Led by Hyejung Won, PhD, UNC School of Medicine researchers and colleagues developed a new research model to glean a deeper understanding of the genetic variants implicated in schizophrenia, including how genes are turned on or off to affect health and disease.
CHAPEL HILL, NC – Genetically speaking, we are individuals different from each other because of slight variations in our DNA sequences – so-called genetic variants – some of which have dramatic effects we can see and comprehend, from the color of our eyes to our risk for developing schizophrenia – a debilitating psychiatric condition affecting many millions worldwide. For several years, scientists have studied the entire genomes of thousands of people – called genome-wide association studies, or GWAS – to find approximately 5,000 genetic variants associated with schizophrenia.
Now, UNC School of Medicine scientists and colleagues are figuring out which of these variants have a causal effect in the development of schizophrenia. They are finding that some of the genetic variants regulate or alter the expression of genes involved in the condition.

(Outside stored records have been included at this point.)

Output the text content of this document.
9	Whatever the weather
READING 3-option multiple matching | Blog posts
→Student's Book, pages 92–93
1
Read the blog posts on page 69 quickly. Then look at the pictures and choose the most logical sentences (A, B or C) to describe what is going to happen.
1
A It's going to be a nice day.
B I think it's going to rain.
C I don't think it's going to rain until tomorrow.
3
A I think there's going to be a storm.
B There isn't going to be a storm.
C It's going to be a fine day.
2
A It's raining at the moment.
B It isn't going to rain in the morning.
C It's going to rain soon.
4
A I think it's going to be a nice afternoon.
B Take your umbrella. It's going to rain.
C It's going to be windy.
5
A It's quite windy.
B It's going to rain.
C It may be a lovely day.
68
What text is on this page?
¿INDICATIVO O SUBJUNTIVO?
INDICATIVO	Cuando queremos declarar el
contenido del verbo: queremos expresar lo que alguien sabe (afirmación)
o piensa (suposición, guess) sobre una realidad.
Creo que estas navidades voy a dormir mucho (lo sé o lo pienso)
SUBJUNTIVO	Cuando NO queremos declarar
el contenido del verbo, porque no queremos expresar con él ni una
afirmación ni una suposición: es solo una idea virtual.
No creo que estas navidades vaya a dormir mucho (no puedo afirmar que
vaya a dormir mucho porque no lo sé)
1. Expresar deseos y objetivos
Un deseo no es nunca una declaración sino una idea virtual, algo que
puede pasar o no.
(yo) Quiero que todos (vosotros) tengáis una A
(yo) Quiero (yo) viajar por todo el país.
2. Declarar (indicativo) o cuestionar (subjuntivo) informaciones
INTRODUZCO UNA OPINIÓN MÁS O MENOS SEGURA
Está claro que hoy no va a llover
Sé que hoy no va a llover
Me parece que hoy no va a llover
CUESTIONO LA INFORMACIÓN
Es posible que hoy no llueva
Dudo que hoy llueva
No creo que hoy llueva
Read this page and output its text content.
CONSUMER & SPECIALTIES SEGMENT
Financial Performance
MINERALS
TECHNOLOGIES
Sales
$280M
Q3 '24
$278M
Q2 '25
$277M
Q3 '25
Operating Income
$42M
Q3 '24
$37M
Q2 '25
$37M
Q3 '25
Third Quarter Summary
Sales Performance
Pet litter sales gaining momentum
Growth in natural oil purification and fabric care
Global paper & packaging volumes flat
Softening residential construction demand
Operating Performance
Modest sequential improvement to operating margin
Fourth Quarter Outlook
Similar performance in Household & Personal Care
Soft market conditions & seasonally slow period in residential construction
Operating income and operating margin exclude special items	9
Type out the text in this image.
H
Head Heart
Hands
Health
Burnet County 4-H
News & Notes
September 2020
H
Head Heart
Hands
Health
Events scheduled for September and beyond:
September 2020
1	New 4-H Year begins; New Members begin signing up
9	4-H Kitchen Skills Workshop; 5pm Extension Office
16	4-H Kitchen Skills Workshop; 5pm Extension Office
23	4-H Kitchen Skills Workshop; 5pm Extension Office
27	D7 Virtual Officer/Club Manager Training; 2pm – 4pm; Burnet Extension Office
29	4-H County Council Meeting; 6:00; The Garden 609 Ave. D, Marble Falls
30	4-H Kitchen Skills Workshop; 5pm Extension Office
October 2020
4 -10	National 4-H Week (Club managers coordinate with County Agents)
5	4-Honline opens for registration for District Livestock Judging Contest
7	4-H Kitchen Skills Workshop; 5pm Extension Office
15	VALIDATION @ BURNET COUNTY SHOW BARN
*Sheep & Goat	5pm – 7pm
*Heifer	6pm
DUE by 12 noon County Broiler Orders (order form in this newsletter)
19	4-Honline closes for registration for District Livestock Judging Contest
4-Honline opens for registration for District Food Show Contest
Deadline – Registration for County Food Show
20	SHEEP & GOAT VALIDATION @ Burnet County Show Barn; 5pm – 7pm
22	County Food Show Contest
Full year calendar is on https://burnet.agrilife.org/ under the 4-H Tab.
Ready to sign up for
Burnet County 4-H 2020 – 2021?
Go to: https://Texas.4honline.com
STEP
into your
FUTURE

Published in the journal Cell Genomics, this research marks a big step forward in our understanding of the genetic basis of schizophrenia.
“Our findings not only provide insights into the intricate regulatory landscape of genes, but also propose a groundbreaking approach to decoding the cumulative effect of genetic variants on gene regulation in individuals with schizophrenia,” said senior author Hyejung Won, PhD, associate professor of genetics at the UNC School of Medicine and member of the UNC Neuroscience Center. “This comprehension could potentially pave a path for more precise interventions and therapies in the future. Right now, therapeutic options are limited, and some people do not respond to drugs available.”
For this study, Won and first authors Jessica McAfee and Sool Lee, both UNC-Chapel Hill graduate students, led a team of researchers from UCLA, Harvard, the University of Michigan, and Human Technopole in Italy to explore the genetic variants already linked to the risk of schizophrenia through GWAS research. Their goal was to figure out a way to tease apart meaningless variants from those with potential for biological activity important for developing schizophrenia. This isn’t easy for a few reasons, one of which is that genetic variants are often inherited together from parents. So, right next to each other could be two genetic variants associated with the condition – one might be important for gene expression that plays a major role in the condition, but the other variant might not have any role in the condition.
To tackle this problem, the researchers used a special technique called a massively parallel reporter assay (MPRA) – essentially a genetic sequencing technique that can parse which variants trigger gene expression and which ones don’t. To use this method, the researchers introduced the 5,000 variants into human brain cells in a dish, cells that are essential for early brain development. These variants may or may not cause the expression of their downstream gene and genetic barcode. The barcode, a 20bp DNA sequence, is unique to each variant. This is what the group uses to distinguish the variant sequences. The MPRA revealed 439 genetic variations with actual biological effects, meaning they can alter expression of gene.
“Traditionally, scientists have used other epigenetic data, such as transcription factor binding and biochemically defined enhancers, to identify variants with biological effects,” Won said.
“However, these conventional methods failed to predict a large portion of variants we identified to have biological effects. Our work points to a wealth of unexplored variants with biological effects.”
To understand how these variants work together to influence gene activity, Won and colleagues developed a new model that combines data from MPRA with chromatin architecture of brain cells – that is, the genetic information important for how brain cell DNA is organized. By doing this, the researchers could connect these 439 variants to how genes are turned on or off.
“Schizophrenia is a complex condition that is highly heritable,” Won said. “To find these 439 potentially causal variants is a big step, but we still have a lot of work ahead to figure out the complicated genetic architecture that leads an individual to develop this condition. With that information in hand, we could begin to understand the biological mechanism underlying this complex disorder, which may eventually lead to targeted therapies.”
This research was funded by the National Institutes of Health and the Brain and Behavior Research Foundation.